Dopo due giorni, eravamo in viaggio per l’Europa. Sola andata. Da allora, sempre insieme. Quell’estate avevo vent’anni. Oggi ne ho novanta e ogni venerdì, alle ore 16.15, vengo a portare mazzetti di fiori qui sopra, sulla tomba di Ao, nel piccolo centro di questo piccolo grazioso cimitero italiano dalle aiuole curate, di fronte a una piccola stazione ferroviaria: mi siedo sullo sgabello, guardo la sua foto, recito una preghiera vestita da bambola immaginando di chiacchierare di lui con Akiko, poi me ne sto in silenzio, mentre il vento mite di questo paesino mediterraneo soffia sui miei capelli che profumano di seme di banana.
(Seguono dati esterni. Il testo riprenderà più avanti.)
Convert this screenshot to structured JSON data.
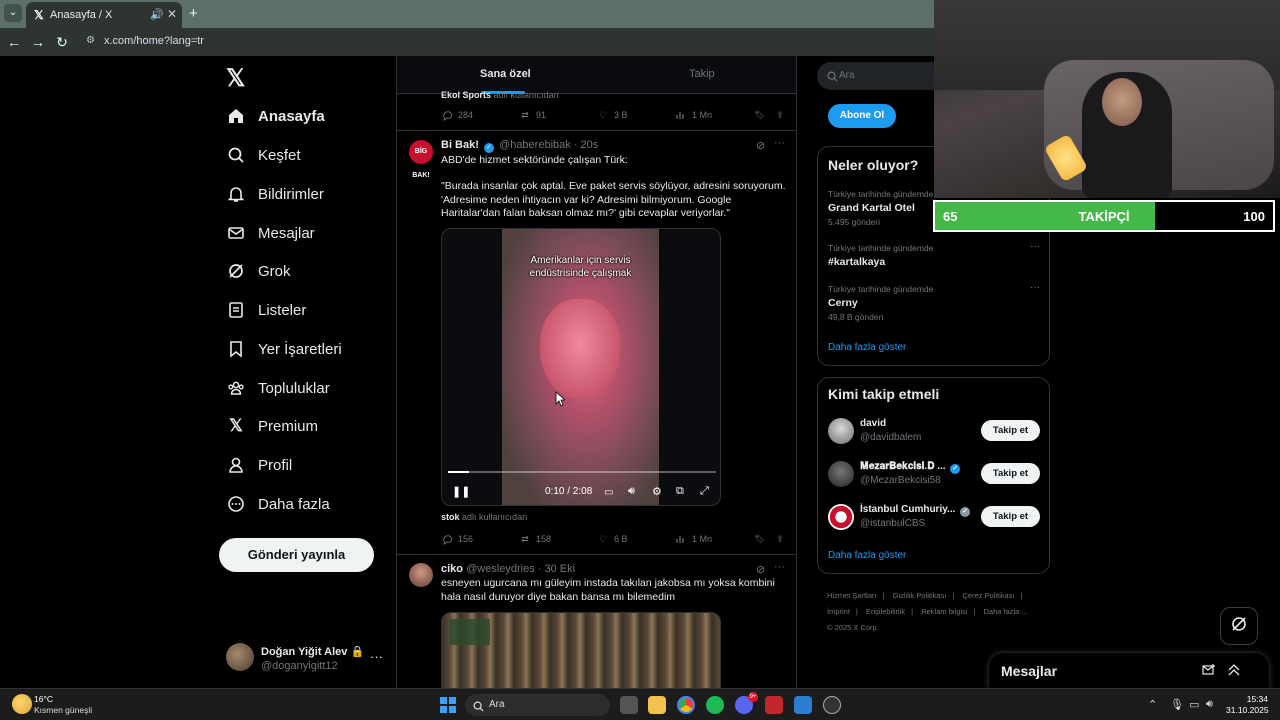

Con le mie scarpe artigianali in pelle di salmone, indossando il vestito a fiori arancioni dentro cerchi blu. Prendo ancora il Talmenoxide. Tutto si incastra e torna, come negli ingranaggi perfetti che usava Hyraki, l’orologiaio dall’occhio di vetro. Ho imparato a riparare le crepe delle mie ossa, a colorare il grigio della mia vita. A sentirmi immensa nei miei 115 centimetri. Grazie all’amore, il vero viaggio che mi ha portato con disinvoltura tra capi opposti del mondo, e, soprattutto, tra i mille pezzi dentro di me, perché ogni mio percorso, mosso sui miei piedini, è iniziato dal cuore, anche se era sfiancato. E continuerà da lì. Raggiungerò Ao. D’improvviso. Puff. Ci ritroveremo nell’altrove parallelo dal sapore di gorgonzola piccante e mela e dal color fagiolo, tra farfalle effimere che volano su di noi.